For various reasons I’ve been unable to attend the three previous DMA quarter-finals at The Winchester, but the last one sees me free, feeling like a drink and watching some quality live music. Entering the venue Mischa clocks me, grabs me and gives me a hug and a kiss on the cheek. He’s like that… if this event was based on who’s the loveliest, Mischa would win. He’s a quality performer too, skilful, engaging, and fully deserving of the fantastic reception given to him at the end of his set.
Mutant Vinyl have been playing live for a matter of months, as a band, weeks. With this in mind tonight’s performance was quite stunning. Mutant Vinyl’s inspiration, Edwin Pope (pictured), is another totally engaging performer, enigmatic and totally watchable. Swapping between vocals, keys, guitar, bass, megaphone and sax, without looking like a complete show off takes some doing, yet Ed, primarily due to the quality of his songs manages it with aplomb. This kid has bucket loads of talent… can he win this competition? Quite possibly.
Deltorers had a hard act to follow. Unlike Mutant Vinyl they have always struggled to bring people to their gigs, presumably with this competition this would mean they’re also struggling for votes, which is a shame. Now down to a duo since Sam Hadley’s departure they’ve also come up with a new set of songs, only one of which was familiar to me. Not that song familiarity is important but these guys always seem to make things hard for themselves. They’re still quite fantastic though. Nathan, a blur of sweat and intensity, Brendan static, expressionless and wonderfully phlegmatic. Unfortunately (and I’d love to be wrong here) they’ve absolutely no chance of getting through to the next round.
Disco’s Out (Murder’s In) are a band on the up. Their appeal has been enhanced by their recent change of bass player, the band now seem more of a unit, more unified in their sheer joy of playing. Since their first half a dozen gigs their sound has been somewhat de-cluttered, giving the songs more room to breath. More than anything, DOMI have fun on stage, they’re not the tightest band around but any slight sloppiness is more than made up for by their energy, spirit and personality. It’s taken the best part of a year for this band to grow on me, now their songs are all over me like a rash. Bastards. The crowd loved ‘em too…

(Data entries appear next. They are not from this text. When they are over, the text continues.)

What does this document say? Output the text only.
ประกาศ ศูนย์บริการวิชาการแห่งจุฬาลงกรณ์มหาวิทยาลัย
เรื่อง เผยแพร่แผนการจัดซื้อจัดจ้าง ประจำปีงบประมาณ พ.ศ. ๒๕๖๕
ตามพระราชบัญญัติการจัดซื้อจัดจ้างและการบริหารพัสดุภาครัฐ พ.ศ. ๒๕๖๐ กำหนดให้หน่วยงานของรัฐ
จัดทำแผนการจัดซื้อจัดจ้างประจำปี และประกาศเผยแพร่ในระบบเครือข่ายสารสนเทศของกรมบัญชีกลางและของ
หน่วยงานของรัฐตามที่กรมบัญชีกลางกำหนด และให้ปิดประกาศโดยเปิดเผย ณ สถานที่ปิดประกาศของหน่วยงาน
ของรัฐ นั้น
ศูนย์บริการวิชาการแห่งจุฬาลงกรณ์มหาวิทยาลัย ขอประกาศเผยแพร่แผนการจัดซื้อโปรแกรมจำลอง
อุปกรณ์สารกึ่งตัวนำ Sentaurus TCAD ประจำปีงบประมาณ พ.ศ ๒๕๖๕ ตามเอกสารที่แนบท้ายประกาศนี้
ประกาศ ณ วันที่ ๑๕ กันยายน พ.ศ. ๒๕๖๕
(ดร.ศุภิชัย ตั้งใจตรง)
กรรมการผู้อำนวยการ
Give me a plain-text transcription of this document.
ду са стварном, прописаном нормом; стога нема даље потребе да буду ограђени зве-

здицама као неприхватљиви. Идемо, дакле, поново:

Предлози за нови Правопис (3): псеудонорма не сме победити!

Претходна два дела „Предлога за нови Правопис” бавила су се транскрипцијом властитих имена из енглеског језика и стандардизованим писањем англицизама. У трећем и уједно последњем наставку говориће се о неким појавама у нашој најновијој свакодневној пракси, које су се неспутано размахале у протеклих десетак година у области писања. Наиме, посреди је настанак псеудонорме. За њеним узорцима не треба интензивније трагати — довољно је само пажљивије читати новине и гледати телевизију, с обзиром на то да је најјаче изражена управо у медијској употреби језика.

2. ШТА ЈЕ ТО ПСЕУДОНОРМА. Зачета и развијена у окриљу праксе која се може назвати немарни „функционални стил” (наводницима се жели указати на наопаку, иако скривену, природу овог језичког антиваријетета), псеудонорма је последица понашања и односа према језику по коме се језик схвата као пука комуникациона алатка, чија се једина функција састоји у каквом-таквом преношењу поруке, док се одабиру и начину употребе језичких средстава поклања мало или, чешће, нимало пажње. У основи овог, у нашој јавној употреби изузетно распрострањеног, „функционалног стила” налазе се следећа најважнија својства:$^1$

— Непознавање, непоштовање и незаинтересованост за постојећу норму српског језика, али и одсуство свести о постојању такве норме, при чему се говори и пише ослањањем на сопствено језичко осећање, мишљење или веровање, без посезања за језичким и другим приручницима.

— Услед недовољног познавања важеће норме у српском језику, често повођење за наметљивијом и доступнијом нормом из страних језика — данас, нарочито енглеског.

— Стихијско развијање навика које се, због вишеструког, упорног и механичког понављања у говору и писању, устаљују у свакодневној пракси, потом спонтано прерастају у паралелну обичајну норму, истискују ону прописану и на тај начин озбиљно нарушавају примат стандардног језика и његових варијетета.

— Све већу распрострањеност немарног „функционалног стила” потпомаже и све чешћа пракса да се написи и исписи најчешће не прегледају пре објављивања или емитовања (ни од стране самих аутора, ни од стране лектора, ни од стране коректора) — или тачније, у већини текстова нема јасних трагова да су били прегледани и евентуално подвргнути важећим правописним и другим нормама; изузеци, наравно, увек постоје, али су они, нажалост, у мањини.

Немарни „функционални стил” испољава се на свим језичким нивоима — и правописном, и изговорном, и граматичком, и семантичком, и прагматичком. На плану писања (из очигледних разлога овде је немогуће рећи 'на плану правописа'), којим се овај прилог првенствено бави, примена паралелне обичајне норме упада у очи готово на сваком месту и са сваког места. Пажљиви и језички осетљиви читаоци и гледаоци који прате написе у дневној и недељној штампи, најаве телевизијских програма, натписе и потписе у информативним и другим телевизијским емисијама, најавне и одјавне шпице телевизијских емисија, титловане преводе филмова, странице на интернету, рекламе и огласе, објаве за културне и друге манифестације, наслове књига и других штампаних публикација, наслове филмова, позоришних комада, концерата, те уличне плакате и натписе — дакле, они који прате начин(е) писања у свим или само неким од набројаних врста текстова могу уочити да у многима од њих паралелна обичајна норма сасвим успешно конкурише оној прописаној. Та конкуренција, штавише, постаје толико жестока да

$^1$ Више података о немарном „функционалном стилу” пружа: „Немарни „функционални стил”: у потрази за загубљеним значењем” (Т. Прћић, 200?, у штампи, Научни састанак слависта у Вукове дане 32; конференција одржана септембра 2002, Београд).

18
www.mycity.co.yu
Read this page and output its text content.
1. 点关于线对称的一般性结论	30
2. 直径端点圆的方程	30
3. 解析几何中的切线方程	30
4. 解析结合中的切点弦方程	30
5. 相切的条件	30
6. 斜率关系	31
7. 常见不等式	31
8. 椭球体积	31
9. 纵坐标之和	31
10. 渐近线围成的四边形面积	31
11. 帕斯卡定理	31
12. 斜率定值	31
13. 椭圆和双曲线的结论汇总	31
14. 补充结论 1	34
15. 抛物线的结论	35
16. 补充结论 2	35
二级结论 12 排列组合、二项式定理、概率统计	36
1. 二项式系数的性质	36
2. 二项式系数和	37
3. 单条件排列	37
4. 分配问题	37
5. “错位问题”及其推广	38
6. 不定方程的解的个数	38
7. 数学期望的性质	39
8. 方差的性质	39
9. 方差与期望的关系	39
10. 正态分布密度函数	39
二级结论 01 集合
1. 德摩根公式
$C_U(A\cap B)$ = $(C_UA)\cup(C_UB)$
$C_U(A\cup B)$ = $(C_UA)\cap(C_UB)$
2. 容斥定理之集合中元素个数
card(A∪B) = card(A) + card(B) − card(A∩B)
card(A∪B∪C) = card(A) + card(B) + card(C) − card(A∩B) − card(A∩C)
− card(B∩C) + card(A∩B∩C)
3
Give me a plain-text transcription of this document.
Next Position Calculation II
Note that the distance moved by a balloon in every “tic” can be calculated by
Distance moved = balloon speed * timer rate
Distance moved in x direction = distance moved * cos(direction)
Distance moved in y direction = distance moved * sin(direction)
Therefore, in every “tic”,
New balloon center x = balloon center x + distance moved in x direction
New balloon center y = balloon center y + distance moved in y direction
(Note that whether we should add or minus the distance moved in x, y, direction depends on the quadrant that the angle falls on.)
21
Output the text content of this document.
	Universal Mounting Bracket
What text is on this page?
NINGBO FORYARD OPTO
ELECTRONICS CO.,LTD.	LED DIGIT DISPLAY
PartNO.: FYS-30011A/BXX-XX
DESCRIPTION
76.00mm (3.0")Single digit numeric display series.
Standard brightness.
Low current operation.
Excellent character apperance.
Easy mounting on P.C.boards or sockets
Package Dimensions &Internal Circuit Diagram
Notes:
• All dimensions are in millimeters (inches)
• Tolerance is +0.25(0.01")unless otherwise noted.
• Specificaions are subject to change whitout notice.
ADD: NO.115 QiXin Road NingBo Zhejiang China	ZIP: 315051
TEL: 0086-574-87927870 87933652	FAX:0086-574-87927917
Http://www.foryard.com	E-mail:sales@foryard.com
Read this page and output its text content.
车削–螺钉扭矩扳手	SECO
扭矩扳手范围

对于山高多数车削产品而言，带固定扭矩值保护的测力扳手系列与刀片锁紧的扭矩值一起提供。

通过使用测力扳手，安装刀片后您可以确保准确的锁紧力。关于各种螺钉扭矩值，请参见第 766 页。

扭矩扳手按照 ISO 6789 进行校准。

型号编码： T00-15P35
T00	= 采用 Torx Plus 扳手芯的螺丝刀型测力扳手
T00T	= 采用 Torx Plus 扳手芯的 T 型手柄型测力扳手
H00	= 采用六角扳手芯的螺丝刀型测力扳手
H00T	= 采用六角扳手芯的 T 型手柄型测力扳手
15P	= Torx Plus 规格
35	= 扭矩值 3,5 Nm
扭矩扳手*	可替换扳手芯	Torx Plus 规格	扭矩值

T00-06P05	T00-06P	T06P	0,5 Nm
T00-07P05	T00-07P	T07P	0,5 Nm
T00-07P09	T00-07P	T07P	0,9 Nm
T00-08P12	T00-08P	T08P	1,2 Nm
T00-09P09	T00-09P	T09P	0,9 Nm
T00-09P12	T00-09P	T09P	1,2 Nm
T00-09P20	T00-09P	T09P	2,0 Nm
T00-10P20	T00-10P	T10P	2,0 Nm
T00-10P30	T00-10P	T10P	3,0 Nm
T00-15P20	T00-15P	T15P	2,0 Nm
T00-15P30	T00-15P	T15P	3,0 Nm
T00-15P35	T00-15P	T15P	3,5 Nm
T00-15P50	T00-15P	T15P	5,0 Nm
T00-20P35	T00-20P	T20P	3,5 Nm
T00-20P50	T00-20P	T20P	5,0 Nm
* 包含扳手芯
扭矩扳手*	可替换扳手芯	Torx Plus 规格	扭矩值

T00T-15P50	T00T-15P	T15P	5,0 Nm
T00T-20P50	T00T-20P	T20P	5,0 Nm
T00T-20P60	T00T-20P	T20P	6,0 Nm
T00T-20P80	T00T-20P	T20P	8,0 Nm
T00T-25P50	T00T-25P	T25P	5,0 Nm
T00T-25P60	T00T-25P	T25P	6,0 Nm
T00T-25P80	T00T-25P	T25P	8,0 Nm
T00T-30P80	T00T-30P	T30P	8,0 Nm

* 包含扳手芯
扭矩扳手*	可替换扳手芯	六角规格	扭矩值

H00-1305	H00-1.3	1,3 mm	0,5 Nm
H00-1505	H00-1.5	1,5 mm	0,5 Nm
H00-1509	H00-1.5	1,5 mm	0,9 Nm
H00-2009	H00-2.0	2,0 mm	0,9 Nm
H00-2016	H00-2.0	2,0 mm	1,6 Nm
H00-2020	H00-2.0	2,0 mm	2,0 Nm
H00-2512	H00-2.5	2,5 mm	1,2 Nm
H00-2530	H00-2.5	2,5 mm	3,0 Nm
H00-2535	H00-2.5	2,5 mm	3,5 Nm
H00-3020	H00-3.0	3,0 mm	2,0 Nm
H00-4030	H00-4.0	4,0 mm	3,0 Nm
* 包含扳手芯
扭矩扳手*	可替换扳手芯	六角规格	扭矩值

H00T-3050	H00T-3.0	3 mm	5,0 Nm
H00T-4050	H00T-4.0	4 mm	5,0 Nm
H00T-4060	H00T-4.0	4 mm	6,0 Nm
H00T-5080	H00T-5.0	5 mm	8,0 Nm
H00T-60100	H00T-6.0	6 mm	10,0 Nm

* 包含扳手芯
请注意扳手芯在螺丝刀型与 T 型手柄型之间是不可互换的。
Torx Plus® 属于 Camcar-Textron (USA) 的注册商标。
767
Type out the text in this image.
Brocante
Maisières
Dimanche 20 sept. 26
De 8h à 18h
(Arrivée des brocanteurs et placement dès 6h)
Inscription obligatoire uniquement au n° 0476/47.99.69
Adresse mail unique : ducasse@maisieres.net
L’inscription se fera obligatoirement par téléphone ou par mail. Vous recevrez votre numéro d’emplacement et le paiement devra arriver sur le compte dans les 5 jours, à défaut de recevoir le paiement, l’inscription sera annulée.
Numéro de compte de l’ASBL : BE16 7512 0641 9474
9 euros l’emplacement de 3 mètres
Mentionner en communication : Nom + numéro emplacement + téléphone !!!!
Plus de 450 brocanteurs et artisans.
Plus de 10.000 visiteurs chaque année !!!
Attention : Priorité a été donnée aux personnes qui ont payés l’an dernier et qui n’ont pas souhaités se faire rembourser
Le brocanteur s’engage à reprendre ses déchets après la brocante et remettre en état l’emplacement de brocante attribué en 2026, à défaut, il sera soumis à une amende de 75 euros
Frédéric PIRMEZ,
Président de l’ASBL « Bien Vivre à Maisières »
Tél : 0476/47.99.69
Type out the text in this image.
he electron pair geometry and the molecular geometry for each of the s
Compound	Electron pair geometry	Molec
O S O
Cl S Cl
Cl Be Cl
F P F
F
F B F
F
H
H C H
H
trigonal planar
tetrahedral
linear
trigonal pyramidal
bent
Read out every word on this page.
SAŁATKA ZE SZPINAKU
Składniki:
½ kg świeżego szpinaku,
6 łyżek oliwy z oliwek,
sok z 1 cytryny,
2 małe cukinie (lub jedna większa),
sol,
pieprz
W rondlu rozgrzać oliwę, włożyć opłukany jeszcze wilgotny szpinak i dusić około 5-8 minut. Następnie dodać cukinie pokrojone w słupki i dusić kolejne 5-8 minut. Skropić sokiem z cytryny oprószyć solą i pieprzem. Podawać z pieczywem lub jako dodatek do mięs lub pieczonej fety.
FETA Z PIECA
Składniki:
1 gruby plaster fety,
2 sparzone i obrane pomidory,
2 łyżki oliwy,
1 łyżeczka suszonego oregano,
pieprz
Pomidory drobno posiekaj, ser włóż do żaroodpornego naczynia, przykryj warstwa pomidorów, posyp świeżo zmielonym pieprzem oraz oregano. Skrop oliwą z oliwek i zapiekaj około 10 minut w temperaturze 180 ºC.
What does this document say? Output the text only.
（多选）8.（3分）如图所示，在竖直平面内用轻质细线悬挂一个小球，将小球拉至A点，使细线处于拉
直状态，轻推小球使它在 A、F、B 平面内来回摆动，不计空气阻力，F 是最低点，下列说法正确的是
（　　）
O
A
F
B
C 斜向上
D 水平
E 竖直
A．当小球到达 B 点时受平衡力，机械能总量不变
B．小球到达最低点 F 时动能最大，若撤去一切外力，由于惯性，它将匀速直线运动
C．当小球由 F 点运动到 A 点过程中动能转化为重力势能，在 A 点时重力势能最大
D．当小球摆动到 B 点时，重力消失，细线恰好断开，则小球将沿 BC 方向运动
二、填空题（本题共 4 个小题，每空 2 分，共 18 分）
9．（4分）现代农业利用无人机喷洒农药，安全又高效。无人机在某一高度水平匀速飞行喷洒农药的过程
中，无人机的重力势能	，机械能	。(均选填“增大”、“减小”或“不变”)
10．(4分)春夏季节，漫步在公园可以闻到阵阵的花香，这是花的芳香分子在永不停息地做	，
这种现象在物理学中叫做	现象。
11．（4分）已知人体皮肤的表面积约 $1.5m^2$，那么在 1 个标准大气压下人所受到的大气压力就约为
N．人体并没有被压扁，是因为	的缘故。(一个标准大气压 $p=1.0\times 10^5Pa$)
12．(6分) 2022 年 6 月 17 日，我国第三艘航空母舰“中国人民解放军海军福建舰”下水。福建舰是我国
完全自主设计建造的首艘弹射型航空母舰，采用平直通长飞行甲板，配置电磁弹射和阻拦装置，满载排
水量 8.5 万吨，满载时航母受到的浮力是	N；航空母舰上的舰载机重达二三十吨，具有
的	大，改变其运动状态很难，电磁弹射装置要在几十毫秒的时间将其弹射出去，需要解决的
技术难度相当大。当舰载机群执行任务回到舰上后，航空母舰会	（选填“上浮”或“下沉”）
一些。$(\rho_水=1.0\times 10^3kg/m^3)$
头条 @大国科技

In more ways than one Lady Winwoods Maggot are the daddies of this competition. They’ve been playing as Maggots for just about as long as some of the other competitors have been living. Fifteen years performing has done nothing to dampen their enthusiasm, and it was great to see these guys make as much effort as anyone with promotion, meaning an impressive number staying to watch them shotgun through their set of punky americana. They’re promising a special performance called “And Now for Something Completely Different” if they make it through to the semis, a set full of one-off audience requests, apparently.
The fact that The Winchester was packed from the time Mischa started, right up until Lady Winwoods’ final strum goes to show one thing… promotion works. You can’t move on any online networking site frequented by local musicians without being bombarded by bands playing the DMA asking for support. Bands push the promo – people come to gigs. I see a plan here…
Voting ended lunchtime today – results expected tomorrow.